Deafness is not the end of the world

Sue Smith

Copyright 2005



My name is Sue Smith and I live in Phoenix, Arizona, also known as the Valley of the Sun. I was born with perfectly normal hearing and never had any problems until my mid 30’s. At that time I began to notice people seemed to mumble more and the volume wasn’t working right on the TV. My children were also misbehaving a lot more because when I would put them in bed at night I would no longer go in to tell them to stop talking!

I guess you could say I was really in denial but the truth was, I was slowly going deaf. My descent into the non-hearing world was a slow one. It began, as I said, in my mid 30’s and didn’t end until I was 45. At that point I was deaf. My dB loss was 115 in my right ear and 110 in my left.

It was a scary time for me because I did not know sign language nor could I read lips. The human mind is amazing though, because I worked at trying to read lips until I could at least understand a little of what was being said.
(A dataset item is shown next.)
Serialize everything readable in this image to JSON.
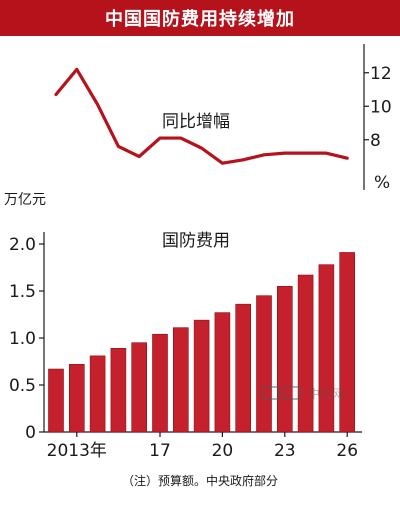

It was a very frightening time for me. I stopped socializing. I stopped going anywhere and doing things with friends. I was afraid I was going to lose my job because I needed to be able to hear in order to do my duties. My husband said it was if I just folded up into myself. I became depressed and very afraid of everything. Amazingly I did learn how to lip read in a few short months. My coping skills took over.
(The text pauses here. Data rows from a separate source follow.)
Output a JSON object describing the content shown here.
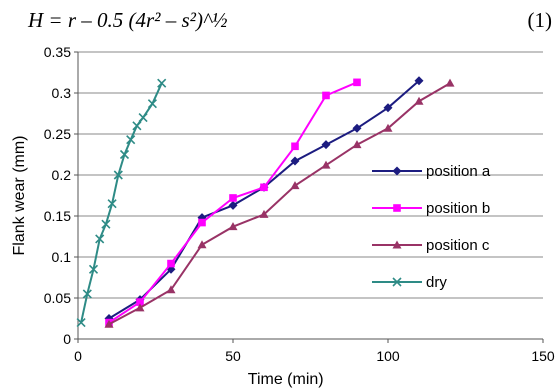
{
  "equation": {
    "text": "H = r – 0.5 (4r² – s²)^½",
    "number": "(1)"
  },
  "chart_data": {
    "type": "line",
    "title": "",
    "xlabel": "Time (min)",
    "ylabel": "Flank wear (mm)",
    "xlim": [
      0,
      150
    ],
    "ylim": [
      0,
      0.35
    ],
    "x_ticks": [
      "0",
      "50",
      "100",
      "150"
    ],
    "y_ticks": [
      "0",
      "0.05",
      "0.1",
      "0.15",
      "0.2",
      "0.25",
      "0.3",
      "0.35"
    ],
    "grid": "horizontal",
    "legend_position": "right",
    "series": [
      {
        "name": "position a",
        "color": "#1c1c80",
        "marker": "diamond",
        "x": [
          10,
          20,
          30,
          40,
          50,
          60,
          70,
          80,
          90,
          100,
          110
        ],
        "y": [
          0.025,
          0.048,
          0.085,
          0.148,
          0.163,
          0.185,
          0.217,
          0.237,
          0.257,
          0.282,
          0.315
        ]
      },
      {
        "name": "position b",
        "color": "#ff00ff",
        "marker": "square",
        "x": [
          10,
          20,
          30,
          40,
          50,
          60,
          70,
          80,
          90
        ],
        "y": [
          0.02,
          0.045,
          0.092,
          0.142,
          0.172,
          0.185,
          0.235,
          0.297,
          0.313
        ]
      },
      {
        "name": "position c",
        "color": "#993366",
        "marker": "triangle",
        "x": [
          10,
          20,
          30,
          40,
          50,
          60,
          70,
          80,
          90,
          100,
          110,
          120
        ],
        "y": [
          0.018,
          0.038,
          0.06,
          0.115,
          0.137,
          0.152,
          0.187,
          0.212,
          0.237,
          0.257,
          0.29,
          0.312
        ]
      },
      {
        "name": "dry",
        "color": "#2e8b86",
        "marker": "x",
        "x": [
          1,
          3,
          5,
          7,
          9,
          11,
          13,
          15,
          17,
          19,
          21,
          24,
          27
        ],
        "y": [
          0.02,
          0.055,
          0.085,
          0.122,
          0.14,
          0.165,
          0.2,
          0.225,
          0.243,
          0.26,
          0.27,
          0.287,
          0.312
        ]
      }
    ]
  }
}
I was told by my audiologist that I was eligible for a cochlear implant. So August 28, 2001, just three months after going completely and totally deaf, I received my implant. Because I was a hearing person most of my life, I responded quickly to hearing and understanding voices, etc. I focused on listening to people talk without reading their lips.

It was a long, hard road but I traveled it with enthusiasm, celebrating each new accomplishment. My husband described it as watching a wilted flower come back to life and its buds opening up into a full bloom.

I then decided to do something I never thought I would do. I began selling a well-known product. I began going from house to house meeting people I had never talked to before and making new friends. My customer base began to build until now it is over 200! I even signed up other gals who sold it as my downline.

But that wasn’t the only new beginning for me. I live in a Homeowner’s Association and I was very unhappy with the way things were being done, so I volunteered for the Board of Directors. At first I was the Member at Large and because I work at the state House of Representatives, I had state laws at my finger tips. Anytime they did anything that I felt was not right, I challenged it. Eventually the President stepped down and two of the members as well. Two other homeowners who were tired of how the former president ran things also got on the board. But we needed a new president. Guess who was elected? ME! I am now on my second year as president of my HOA, and as president I have been instrumental in getting many changes made in my neighborhood that benefit the homeowners.

These are two things I would never have attempted before my Cochlear Implant. But even before I went deaf I would not have had the courage to do this. I had to go deaf and realize I could still survive. Deafness was not the end of the world. I discovered that I was a lot stronger than I thought I was. So with the implant I decided to take life by the horns and run with it. Looking back I have no regrets what-so-ever!